The film ends with a wall of eyes, tightly clustered, bursting into frame suddenly. The background fades, leaving the eyes crisp against the pale lavender of the background. The body’s outlines have been disregarded entirely, leaving only the many eyes of the film and the audience to stare back at each other, through the portal of the screen.

Fold is designed to loop forever—or at least until its iPad battery gives out. If you missed a detail on the first viewing, you’d have may opportunities to watch the short loop, looking for new interpretations. Indeed, the film repeated 24/7 in the galleries at The Phillips Collection for months, whether someone was there to watch it or not. Never tiring and never faltering, the figures of the film diligently cycle in on themselves, creating a meditative ebbing and flowing.

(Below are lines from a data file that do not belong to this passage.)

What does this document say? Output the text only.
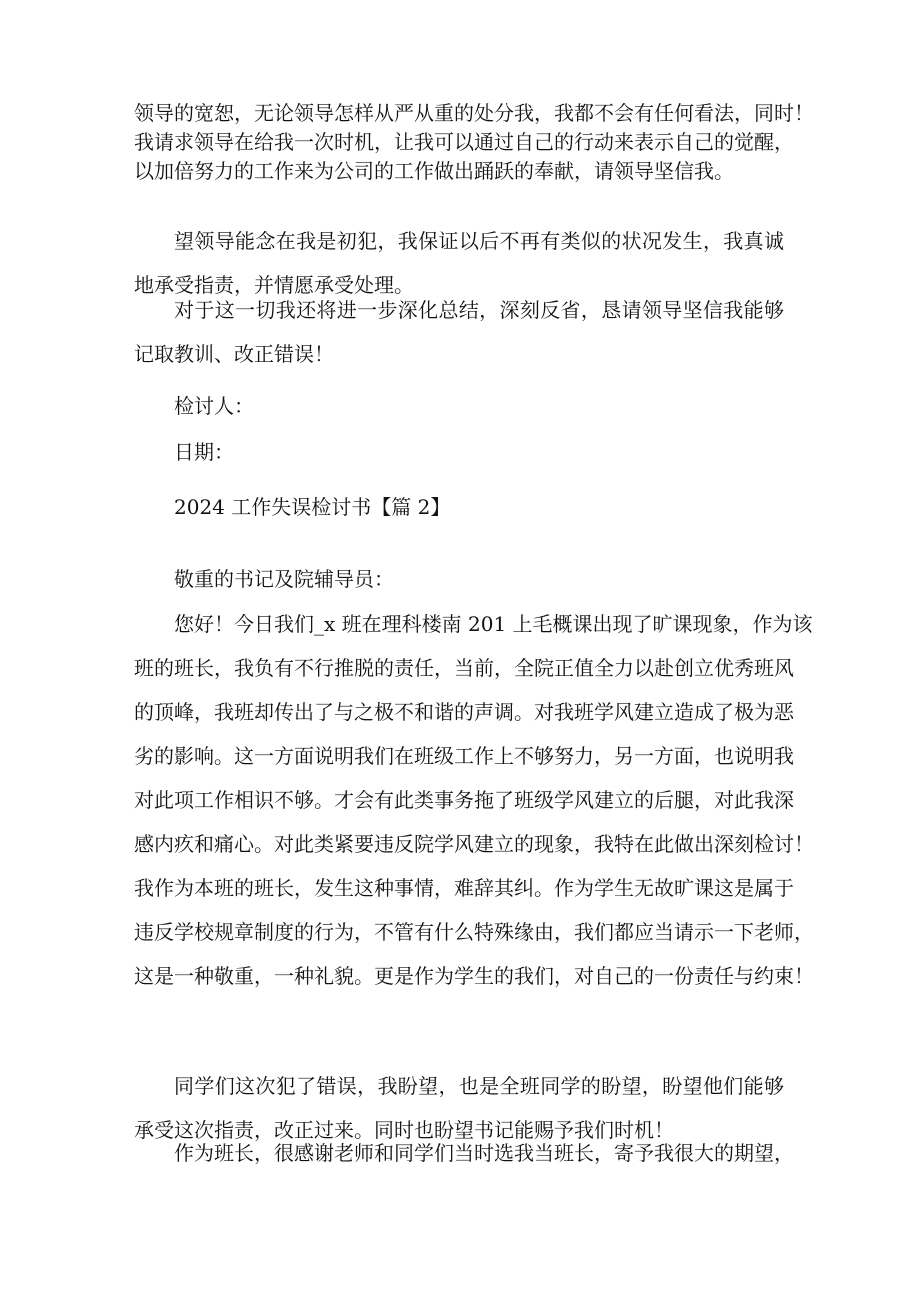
领导的宽恕，无论领导怎样从严从重的处分我，我都不会有任何看法，同时！
我请求领导在给我一次时机，让我可以通过自己的行动来表示自己的觉醒，
以加倍努力的工作来为公司的工作做出踊跃的奉献，请领导坚信我。
望领导能念在我是初犯，我保证以后不再有类似的状况发生，我真诚
地承受指责，并情愿承受处理。
对于这一切我还将进一步深化总结，深刻反省，恳请领导坚信我能够
记取教训、改正错误！
检讨人：
日期：
2024 工作失误检讨书【篇 2】
敬重的书记及院辅导员：
您好！今日我们_x 班在理科楼南 201 上毛概课出现了旷课现象，作为该
班的班长，我负有不行推脱的责任，当前，全院正值全力以赴创立优秀班风
的顶峰，我班却传出了与之极不和谐的声调。对我班学风建立造成了极为恶
劣的影响。这一方面说明我们在班级工作上不够努力，另一方面，也说明我
对此项工作相识不够。才会有此类事务拖了班级学风建立的后腿，对此我深
感内疚和痛心。对此类紧要违反院学风建立的现象，我特在此做出深刻检讨！
我作为本班的班长，发生这种事情，难辞其纠。作为学生无故旷课这是属于
违反学校规章制度的行为，不管有什么特殊缘由，我们都应当请示一下老师，
这是一种敬重，一种礼貌。更是作为学生的我们，对自己的一份责任与约束！
同学们这次犯了错误，我盼望，也是全班同学的盼望，盼望他们能够
承受这次指责，改正过来。同时也盼望书记能赐予我们时机！
作为班长，很感谢老师和同学们当时选我当班长，寄予我很大的期望，
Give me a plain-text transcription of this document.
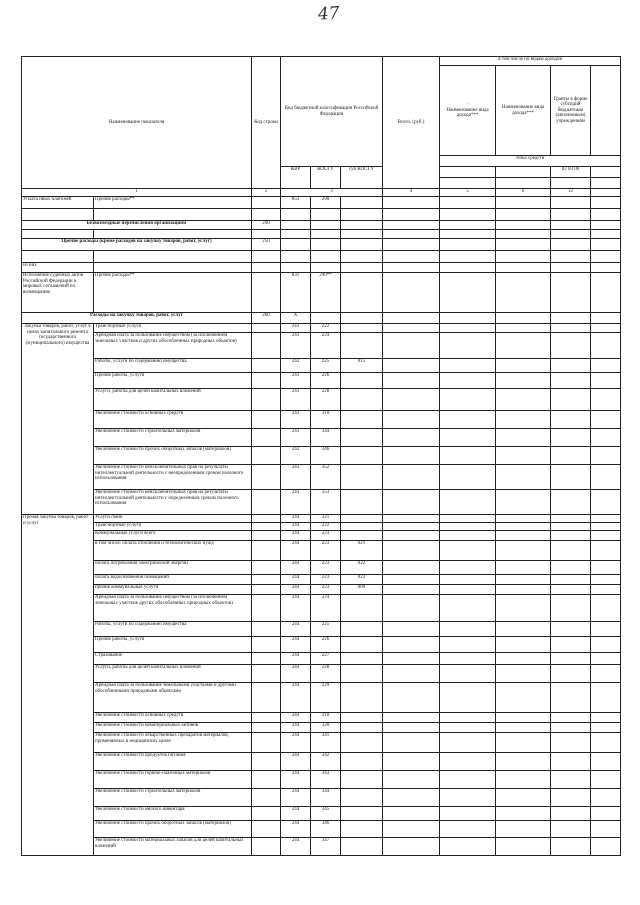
47
Наименование показателя		Код строки	Код бюджетной классификации Российской Федерации			Всего, (руб.)	в том числе по видам доходов			

							·
Наименование вида дохода***	Наименование вида дохода***	Гранты в форме субсидий бюджетным (автономным) учреждениям	

							типы средств			
			КВР	КОСГУ	суб КОСГУ				02 03 00	

1		2	3			4	5	6	12	
Уплата иных платежей	Прочие расходы**		853	290						

Безвозмездные перечисления организациям		240								

Прочие расходы (кроме расходов на закупку товаров, работ, услуг)		250								

из них										
Исполнение судебных актов Российской Федерации и мировых соглашений по возмещению	Прочие расходы**		831	290**						
Расходы на закупку товаров, работ, услуг		260	X							
Закупка товаров, работ, услуг в целях капитального ремонта государственного (муниципального) имущества	Транспортные услуги		243	222						
	Арендная плата за пользование имуществом (за исключением земельных участков и других обособленных природных объектов)		243	224						
	Работы, услуги по содержанию имущества		243	225	015					
	Прочие работы, услуги		243	226						
	Услуги, работы для целей капитальных вложений		243	228						
	Увеличение стоимости основных средств		243	310						
	Увеличение стоимости строительных материалов		243	344						
	Увеличение стоимости прочих оборотных запасов (материалов)		243	346						
	Увеличение стоимости неисключительных прав на результаты интеллектуальной деятельности с неопределенным сроком полезного использования		243	352						
	Увеличение стоимости неисключительных прав на результаты интеллектуальной деятельности с определенным сроком полезного использования		243	353						
Прочая закупка товаров, работ и услуг	Услуги связи		244	221						
	Транспортные услуги		244	222						
	Коммунальные услуги всего		244	223						
	в том числе: оплата отопления и технологических нужд		244	223	021					
	оплата потребления электрической энергии		244	223	022					
	оплата водоснабжения помещений		244	223	023					
	прочие коммунальные услуги		244	223	000					
	Арендная плата за пользование имуществом (за исключением земельных участков других обособленных природных объектов)		244	224						
	Работы, услуги по содержанию имущества		244	225						
	Прочие работы, услуги		244	226						
	Страхование		244	227						
	Услуги, работы для целей капитальных вложений		244	228						
	Арендная плата за пользование земельными участками и другими обособленными природными объектами		244	229						
	Увеличение стоимости основных средств		244	310						
	Увеличение стоимости нематериальных активов		244	320						
	Увеличение стоимости лекарственных препаратов материалов, применяемых в медицинских целях		244	341						
	Увеличение стоимости продуктов питания		244	342						
	Увеличение стоимости горюче-смазочных материалов		244	343						
	Увеличение стоимости строительных материалов		244	344						
	Увеличение стоимости мягкого инвентаря		244	345						
	Увеличение стоимости прочих оборотных запасов (материалов)		244	346						
	Увеличение стоимости материальных запасов для целей капитальных вложений		244	347						
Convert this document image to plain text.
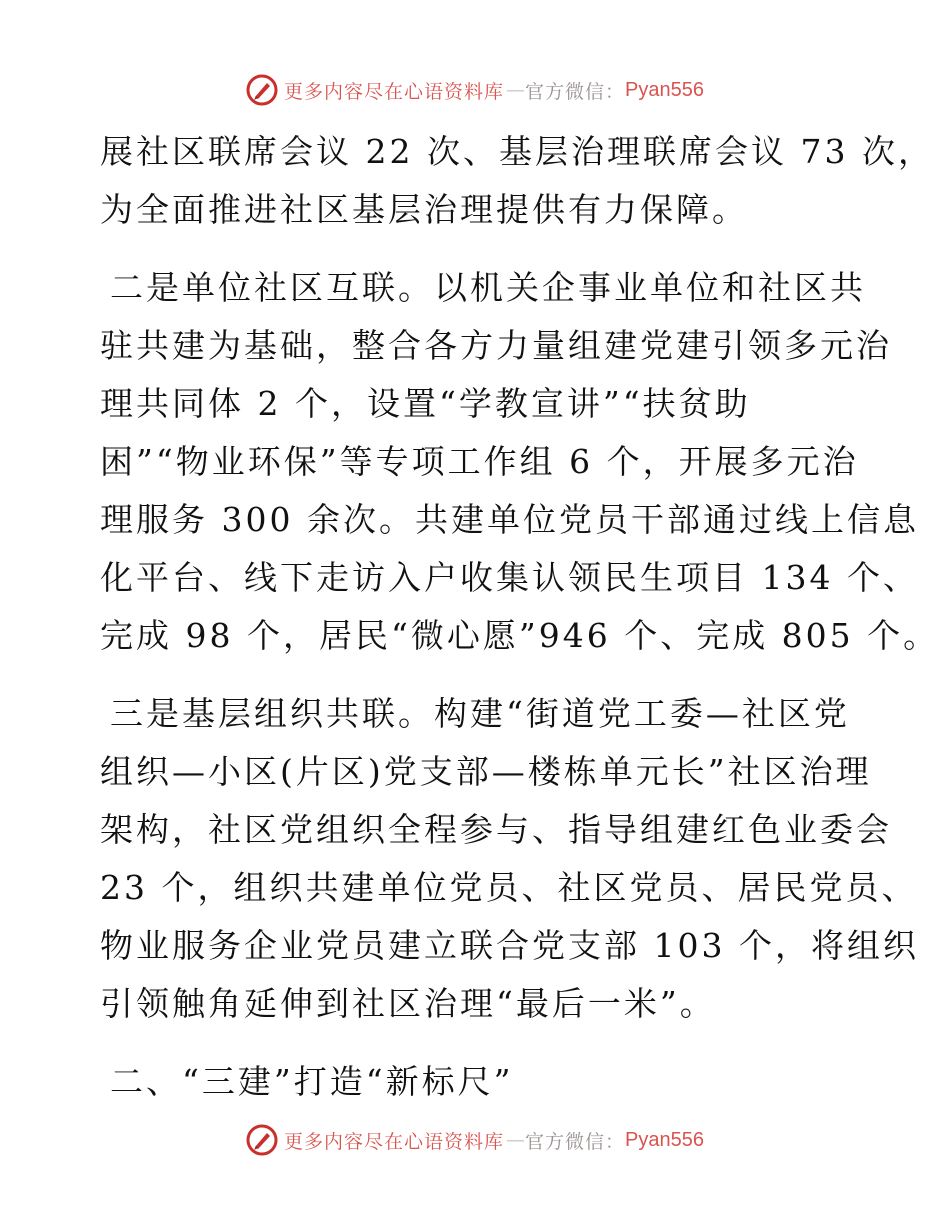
更多内容尽在心语资料库 — 官方微信： Pyan556
展社区联席会议 22 次、基层治理联席会议 73 次，
为全面推进社区基层治理提供有力保障。
二是单位社区互联。以机关企事业单位和社区共
驻共建为基础，整合各方力量组建党建引领多元治
理共同体 2 个，设置“学教宣讲”“扶贫助
困”“物业环保”等专项工作组 6 个，开展多元治
理服务 300 余次。共建单位党员干部通过线上信息
化平台、线下走访入户收集认领民生项目 134 个、
完成 98 个，居民“微心愿”946 个、完成 805 个。
三是基层组织共联。构建“街道党工委—社区党
组织—小区(片区)党支部—楼栋单元长”社区治理
架构，社区党组织全程参与、指导组建红色业委会
23 个，组织共建单位党员、社区党员、居民党员、
物业服务企业党员建立联合党支部 103 个，将组织
引领触角延伸到社区治理“最后一米”。
二、“三建”打造“新标尺”
更多内容尽在心语资料库 — 官方微信： Pyan556
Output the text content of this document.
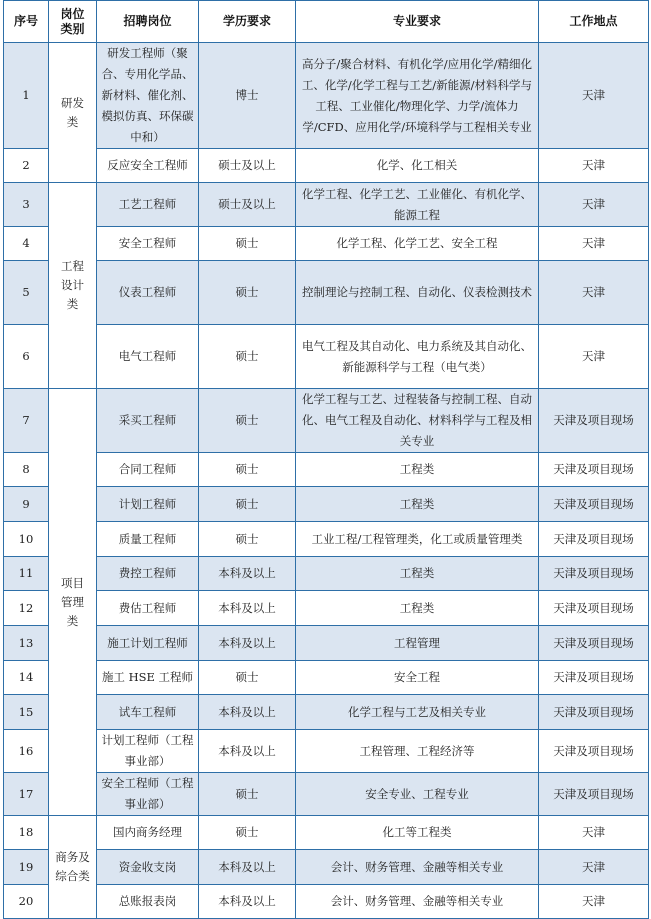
序号	岗位类别	招聘岗位	学历要求	专业要求	工作地点
1	研发类	研发工程师（聚合、专用化学品、新材料、催化剂、模拟仿真、环保碳中和）	博士	高分子/聚合材料、有机化学/应用化学/精细化工、化学/化学工程与工艺/新能源/材料科学与工程、工业催化/物理化学、力学/流体力学/CFD、应用化学/环境科学与工程相关专业	天津
2		反应安全工程师	硕士及以上	化学、化工相关	天津
3	工程设计类	工艺工程师	硕士及以上	化学工程、化学工艺、工业催化、有机化学、能源工程	天津
4		安全工程师	硕士	化学工程、化学工艺、安全工程	天津
5		仪表工程师	硕士	控制理论与控制工程、自动化、仪表检测技术	天津
6		电气工程师	硕士	电气工程及其自动化、电力系统及其自动化、新能源科学与工程（电气类）	天津
7	项目管理类	采买工程师	硕士	化学工程与工艺、过程装备与控制工程、自动化、电气工程及自动化、材料科学与工程及相关专业	天津及项目现场
8		合同工程师	硕士	工程类	天津及项目现场
9		计划工程师	硕士	工程类	天津及项目现场
10		质量工程师	硕士	工业工程/工程管理类，化工或质量管理类	天津及项目现场
11		费控工程师	本科及以上	工程类	天津及项目现场
12		费估工程师	本科及以上	工程类	天津及项目现场
13		施工计划工程师	本科及以上	工程管理	天津及项目现场
14		施工 HSE 工程师	硕士	安全工程	天津及项目现场
15		试车工程师	本科及以上	化学工程与工艺及相关专业	天津及项目现场
16		计划工程师（工程事业部）	本科及以上	工程管理、工程经济等	天津及项目现场
17		安全工程师（工程事业部）	硕士	安全专业、工程专业	天津及项目现场
18	商务及综合类	国内商务经理	硕士	化工等工程类	天津
19		资金收支岗	本科及以上	会计、财务管理、金融等相关专业	天津
20		总账报表岗	本科及以上	会计、财务管理、金融等相关专业	天津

The visuals are accompanied by a gentle soundscore, made up of found sound and very subtle vocal inflections; like the figure on the screen, the voice of the performer is also transmuted and distorted throughout the score. As you approach the work in the gallery the barely-heard susurrus of the score gets louder, drawing you towards it. As you depart, it follows you until it passes just out of hearing.

The final layer of Fold is the frame itself. Mounted in a thrifted black frame, the glass surface of an iPad screen is nested withing fanned, matte-black paper. The folds of the paper have obvious narrative significance but also provide support for the heavy screen. The regimented paper folds are stronger than the material of the paper alone, providing architecture on which the screen can rest.